Issue Nine: Relations

Wei-hsin Lee, Israt Taslim, and Mohammad Zaki Rezwan

Relations exist in both affinity and disparity. They soften and solidify; destruct and reconcile. They emerge from succession, or perhaps even isolation. They are catalysts of becoming – a process that defines the territory of our being, yet transcends it over time. The contemplation of these relations may reveal the tenuous nature of our social, cultural, and political construction, but this practice also deepens our understanding of what is possible through connection. 

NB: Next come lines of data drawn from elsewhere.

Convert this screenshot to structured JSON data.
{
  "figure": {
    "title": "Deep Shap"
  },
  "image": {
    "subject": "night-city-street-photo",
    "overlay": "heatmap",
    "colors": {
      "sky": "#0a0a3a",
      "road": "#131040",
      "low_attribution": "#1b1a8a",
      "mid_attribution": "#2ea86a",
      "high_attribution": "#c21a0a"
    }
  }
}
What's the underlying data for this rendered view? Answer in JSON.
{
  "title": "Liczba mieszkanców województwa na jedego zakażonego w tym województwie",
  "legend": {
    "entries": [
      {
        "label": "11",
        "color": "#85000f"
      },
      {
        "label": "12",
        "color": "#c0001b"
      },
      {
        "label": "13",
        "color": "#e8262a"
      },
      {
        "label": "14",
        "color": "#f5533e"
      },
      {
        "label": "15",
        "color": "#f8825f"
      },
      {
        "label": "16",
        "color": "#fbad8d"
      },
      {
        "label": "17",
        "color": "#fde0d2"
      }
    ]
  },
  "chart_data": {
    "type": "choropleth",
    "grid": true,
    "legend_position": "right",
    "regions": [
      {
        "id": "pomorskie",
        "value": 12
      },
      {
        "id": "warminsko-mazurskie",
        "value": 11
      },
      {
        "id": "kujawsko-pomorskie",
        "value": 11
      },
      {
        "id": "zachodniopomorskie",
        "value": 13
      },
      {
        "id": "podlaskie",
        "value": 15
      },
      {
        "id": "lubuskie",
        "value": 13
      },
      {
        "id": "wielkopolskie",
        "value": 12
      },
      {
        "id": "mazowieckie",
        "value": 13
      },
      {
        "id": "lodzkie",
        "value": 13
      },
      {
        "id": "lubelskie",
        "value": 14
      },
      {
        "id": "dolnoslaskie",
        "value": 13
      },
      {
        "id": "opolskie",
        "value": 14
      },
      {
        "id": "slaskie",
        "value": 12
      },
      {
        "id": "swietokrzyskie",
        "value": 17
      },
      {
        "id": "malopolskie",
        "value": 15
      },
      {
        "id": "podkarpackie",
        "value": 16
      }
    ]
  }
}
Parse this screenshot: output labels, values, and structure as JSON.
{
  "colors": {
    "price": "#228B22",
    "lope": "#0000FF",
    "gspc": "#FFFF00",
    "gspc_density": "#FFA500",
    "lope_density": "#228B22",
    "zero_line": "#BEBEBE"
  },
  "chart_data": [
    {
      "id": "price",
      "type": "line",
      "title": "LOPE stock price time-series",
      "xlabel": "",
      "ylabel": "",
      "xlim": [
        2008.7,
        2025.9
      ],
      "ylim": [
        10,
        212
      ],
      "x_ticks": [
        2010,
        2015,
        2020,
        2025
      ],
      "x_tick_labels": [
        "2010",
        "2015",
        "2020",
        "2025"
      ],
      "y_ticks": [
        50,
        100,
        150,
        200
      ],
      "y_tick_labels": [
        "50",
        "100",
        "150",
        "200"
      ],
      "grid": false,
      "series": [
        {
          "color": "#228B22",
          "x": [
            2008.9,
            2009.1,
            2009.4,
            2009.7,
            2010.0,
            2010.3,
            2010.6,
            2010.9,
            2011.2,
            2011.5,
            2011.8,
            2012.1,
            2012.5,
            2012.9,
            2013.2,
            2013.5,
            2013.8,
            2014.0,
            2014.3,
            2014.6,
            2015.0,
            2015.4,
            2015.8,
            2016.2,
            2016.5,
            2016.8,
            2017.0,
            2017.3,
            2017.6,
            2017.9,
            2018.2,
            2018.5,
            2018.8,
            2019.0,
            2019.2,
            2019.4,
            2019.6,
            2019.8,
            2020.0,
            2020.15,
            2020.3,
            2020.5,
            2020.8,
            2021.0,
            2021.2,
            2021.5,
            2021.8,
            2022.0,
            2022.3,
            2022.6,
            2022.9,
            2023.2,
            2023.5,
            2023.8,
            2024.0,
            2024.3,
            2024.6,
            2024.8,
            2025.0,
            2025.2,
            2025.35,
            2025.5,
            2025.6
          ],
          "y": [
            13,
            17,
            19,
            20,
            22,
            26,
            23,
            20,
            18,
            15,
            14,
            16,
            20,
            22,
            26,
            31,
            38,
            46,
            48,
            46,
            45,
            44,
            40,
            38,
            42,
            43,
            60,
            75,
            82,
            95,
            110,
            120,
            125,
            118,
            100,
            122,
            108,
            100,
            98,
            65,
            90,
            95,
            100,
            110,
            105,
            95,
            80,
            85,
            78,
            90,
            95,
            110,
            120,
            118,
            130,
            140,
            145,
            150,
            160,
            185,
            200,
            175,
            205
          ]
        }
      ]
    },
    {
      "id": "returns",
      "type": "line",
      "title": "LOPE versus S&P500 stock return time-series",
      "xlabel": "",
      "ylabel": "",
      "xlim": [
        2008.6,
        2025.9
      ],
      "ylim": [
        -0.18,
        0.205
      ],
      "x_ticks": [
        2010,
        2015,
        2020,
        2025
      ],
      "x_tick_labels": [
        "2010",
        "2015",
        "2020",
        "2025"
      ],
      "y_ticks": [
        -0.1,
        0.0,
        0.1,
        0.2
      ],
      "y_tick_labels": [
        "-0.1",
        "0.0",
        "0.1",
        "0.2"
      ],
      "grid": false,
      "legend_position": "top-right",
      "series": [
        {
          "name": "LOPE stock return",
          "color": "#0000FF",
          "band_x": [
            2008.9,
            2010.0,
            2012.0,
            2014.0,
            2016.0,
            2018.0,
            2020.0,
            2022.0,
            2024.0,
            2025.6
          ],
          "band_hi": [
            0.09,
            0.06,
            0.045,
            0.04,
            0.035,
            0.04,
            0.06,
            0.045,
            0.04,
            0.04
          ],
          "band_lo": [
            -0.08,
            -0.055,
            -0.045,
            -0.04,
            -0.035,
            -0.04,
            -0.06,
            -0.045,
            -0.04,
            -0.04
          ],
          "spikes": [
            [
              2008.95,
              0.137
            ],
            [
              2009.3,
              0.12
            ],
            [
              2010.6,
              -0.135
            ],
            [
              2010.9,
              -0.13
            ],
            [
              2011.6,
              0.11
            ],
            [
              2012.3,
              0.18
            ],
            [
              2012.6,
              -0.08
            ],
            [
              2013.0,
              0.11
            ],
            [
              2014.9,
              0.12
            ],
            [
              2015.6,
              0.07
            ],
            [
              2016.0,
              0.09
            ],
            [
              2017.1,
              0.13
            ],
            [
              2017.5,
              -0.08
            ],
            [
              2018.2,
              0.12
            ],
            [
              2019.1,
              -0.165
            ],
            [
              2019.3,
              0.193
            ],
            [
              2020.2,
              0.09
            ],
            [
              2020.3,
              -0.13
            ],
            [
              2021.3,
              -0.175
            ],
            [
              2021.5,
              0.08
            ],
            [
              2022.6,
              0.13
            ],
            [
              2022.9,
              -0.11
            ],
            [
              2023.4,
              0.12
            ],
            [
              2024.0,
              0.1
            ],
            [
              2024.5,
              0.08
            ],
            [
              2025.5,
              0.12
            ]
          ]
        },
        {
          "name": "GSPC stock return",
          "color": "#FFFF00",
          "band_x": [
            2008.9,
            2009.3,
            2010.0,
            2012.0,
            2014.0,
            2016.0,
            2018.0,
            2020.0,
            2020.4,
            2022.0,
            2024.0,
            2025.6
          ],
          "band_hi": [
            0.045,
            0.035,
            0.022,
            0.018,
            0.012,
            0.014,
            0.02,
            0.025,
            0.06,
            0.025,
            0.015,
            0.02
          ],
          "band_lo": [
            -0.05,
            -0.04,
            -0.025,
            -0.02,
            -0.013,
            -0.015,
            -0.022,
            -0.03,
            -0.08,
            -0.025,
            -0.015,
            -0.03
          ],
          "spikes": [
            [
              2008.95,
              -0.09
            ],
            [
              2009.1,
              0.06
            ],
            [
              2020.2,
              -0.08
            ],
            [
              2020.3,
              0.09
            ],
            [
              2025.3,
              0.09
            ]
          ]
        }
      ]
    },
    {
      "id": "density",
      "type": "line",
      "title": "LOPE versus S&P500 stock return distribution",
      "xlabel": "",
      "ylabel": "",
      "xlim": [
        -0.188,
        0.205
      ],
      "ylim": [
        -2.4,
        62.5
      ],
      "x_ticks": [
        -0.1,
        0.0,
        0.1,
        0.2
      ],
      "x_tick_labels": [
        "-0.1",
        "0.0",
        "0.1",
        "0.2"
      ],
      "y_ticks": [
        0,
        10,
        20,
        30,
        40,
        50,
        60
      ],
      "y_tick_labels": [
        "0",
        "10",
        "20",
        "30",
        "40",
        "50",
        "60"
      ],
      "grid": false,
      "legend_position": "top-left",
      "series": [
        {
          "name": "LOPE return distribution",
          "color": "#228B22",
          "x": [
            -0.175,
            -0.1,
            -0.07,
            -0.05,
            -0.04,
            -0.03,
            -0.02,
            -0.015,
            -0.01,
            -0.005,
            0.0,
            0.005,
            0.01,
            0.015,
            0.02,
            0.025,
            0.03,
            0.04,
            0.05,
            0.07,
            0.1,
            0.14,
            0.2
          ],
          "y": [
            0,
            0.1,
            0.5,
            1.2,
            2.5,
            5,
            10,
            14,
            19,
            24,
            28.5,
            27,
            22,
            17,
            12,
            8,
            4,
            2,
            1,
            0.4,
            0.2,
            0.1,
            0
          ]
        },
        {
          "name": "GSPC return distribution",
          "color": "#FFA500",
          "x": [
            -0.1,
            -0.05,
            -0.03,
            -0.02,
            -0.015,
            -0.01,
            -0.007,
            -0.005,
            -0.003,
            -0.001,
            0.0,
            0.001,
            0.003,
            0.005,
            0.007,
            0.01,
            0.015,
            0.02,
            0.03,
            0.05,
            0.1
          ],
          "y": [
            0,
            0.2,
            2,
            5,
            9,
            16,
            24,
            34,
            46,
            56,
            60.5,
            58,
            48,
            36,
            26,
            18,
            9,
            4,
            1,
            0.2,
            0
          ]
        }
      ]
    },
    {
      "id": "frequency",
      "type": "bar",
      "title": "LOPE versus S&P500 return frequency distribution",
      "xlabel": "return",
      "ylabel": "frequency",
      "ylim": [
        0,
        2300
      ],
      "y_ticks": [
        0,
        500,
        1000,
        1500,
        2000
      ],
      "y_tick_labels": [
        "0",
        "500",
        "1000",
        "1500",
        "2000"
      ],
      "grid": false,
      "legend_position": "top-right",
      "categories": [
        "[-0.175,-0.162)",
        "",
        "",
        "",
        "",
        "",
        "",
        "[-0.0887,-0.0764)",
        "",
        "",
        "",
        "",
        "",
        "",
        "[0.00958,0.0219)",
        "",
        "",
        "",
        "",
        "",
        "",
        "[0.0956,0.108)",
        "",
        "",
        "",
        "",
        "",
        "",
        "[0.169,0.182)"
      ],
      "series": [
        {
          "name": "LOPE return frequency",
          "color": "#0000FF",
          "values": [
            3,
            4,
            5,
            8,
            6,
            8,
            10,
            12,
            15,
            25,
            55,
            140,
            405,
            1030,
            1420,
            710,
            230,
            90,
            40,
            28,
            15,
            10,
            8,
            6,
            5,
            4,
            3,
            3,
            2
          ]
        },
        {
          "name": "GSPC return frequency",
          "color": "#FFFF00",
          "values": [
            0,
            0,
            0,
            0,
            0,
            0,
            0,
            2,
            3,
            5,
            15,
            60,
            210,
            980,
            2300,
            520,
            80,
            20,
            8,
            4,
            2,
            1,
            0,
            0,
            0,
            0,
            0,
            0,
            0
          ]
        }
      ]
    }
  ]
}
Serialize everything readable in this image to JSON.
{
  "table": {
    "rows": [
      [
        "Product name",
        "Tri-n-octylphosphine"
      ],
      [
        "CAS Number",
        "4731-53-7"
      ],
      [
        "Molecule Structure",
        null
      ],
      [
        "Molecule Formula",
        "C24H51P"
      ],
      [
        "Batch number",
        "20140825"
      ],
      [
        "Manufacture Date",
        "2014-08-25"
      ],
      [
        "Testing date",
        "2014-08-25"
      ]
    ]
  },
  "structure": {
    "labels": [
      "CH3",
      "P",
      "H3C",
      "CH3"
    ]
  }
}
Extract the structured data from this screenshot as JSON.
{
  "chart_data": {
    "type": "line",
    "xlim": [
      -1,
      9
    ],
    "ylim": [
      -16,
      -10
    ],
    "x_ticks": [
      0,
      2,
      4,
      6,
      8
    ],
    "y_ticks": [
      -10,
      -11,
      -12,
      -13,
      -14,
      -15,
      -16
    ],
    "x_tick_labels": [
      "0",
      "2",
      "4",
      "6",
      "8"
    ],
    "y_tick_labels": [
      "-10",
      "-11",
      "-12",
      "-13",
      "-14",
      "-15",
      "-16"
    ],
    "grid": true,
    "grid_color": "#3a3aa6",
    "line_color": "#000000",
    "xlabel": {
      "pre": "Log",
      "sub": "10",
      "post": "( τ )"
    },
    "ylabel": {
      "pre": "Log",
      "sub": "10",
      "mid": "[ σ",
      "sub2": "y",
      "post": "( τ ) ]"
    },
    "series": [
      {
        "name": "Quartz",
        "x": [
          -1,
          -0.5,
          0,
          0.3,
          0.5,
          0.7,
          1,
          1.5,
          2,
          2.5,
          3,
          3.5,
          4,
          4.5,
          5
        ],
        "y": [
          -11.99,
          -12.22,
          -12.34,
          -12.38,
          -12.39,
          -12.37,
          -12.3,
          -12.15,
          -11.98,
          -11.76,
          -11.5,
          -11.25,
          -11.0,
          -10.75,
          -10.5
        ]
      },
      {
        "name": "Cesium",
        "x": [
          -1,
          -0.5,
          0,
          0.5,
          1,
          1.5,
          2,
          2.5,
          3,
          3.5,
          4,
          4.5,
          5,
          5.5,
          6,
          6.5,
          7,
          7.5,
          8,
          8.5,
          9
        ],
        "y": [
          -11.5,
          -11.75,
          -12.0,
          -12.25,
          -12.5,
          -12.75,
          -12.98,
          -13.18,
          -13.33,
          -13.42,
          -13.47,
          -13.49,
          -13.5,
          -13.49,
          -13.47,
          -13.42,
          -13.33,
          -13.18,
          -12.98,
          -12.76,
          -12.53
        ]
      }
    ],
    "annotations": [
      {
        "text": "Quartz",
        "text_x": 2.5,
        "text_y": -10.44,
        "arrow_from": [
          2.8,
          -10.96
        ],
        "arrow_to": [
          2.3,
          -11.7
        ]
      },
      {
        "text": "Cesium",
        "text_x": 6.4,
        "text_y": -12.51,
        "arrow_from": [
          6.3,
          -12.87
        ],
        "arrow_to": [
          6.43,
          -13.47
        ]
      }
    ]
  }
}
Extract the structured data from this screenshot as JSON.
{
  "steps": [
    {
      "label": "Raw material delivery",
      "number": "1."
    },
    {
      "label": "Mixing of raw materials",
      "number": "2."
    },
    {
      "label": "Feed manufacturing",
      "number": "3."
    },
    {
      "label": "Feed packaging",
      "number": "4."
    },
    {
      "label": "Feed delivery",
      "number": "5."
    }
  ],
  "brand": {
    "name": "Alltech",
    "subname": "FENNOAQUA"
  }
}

This issue embarks on relational philosophies, while traversing a diverse range of disciplines. Employing Gilles Deleuze and Félix Guattari’s concept of the rhizome, Ijeoma D. Odoh offers insight into “rhizomatic womb-space” — a term coined by the author to explore the politics of the female body and the dominance of patriarchal ideology. The author also advocates the restructuring of our social existence with respect to “migration, multiplicity, divergence, relations, and connectivity.” Edouard Glissant’s “poetics of relations” is one of the key relational frameworks that Grayson Chong incorporates to intertwine hurricanes, headpieces, and ancestral memories, while illustrating how we can contribute to ecological resilience. In their article, Dr. Elizabeth Johnson and Dr. Donald Culverson take a closer look at all the formats and adaptations of Ntozake Shange’s For Colored Girls and use theories of intersectionality and performance analysis to examine the female experiences of women of color. Jasmine Yu-Hsing Chen’s article sheds light on Pili, a popular Taiwanese transmedia puppetry, unveiling the new becoming that characterizes Pili’s combination of traditional puppetry, CGI, and its affordances to screen.

The issue also demonstrates how relational thinking enables us to investigate political issues from different corners of the world. Alla Myzelev thoroughly looks at the activism of Pussy Riot and its feminist genealogies, also highlighting the differences in representation and reception of such political and artistic dissent. The creative investigation of Maj Ørskov and Mikkel N. Jørgensen does not only seek the connection between aesthetic and the political — two apparently distinct dimensions — but it also allows the authors’ individual thoughts and analytical perspectives to engage with each other and evolve at the same time.

The world is always in transformation, and art responds to the drastic transformations through creatively examining unfolding relations. During this critical moment of the global pandemic, a time when our freedom of physicality is restrained to less-than-ever, we speculate the existing relations with others, the environment, non-beings, beings, and even with our own mind and body. In an attempt to reformulate the traditional gallery space, Rebecca Howard interweaves photographic practice and Gilles Deleuze’s theory of “the fold” to test the limit of pictorial space through “foldness.” Finally,  Sanja Dejanovic’s three-part poem ponders how relations emerge from difference and divergence.

Perhaps the theme of this issue stemmed initially from the individual experiences of the editorial board. However, as time has progressed , we notice how our realities have intersected with what many of the contributors, if not all, have personally experienced. We are astonished and somewhat overwhelmed by the volume of works submitted from all over the world, making us realize how relations could be rethought otherwise, and could be perceived as a way of interrogating our current state during the uncertain time. While we are equally grateful to everyone for sharing their excellent works, we regret for not being able to offer space to all of them. We would like to thank our reviewers, copyeditors, and our  managing editor for helping us solidify our editorial vision.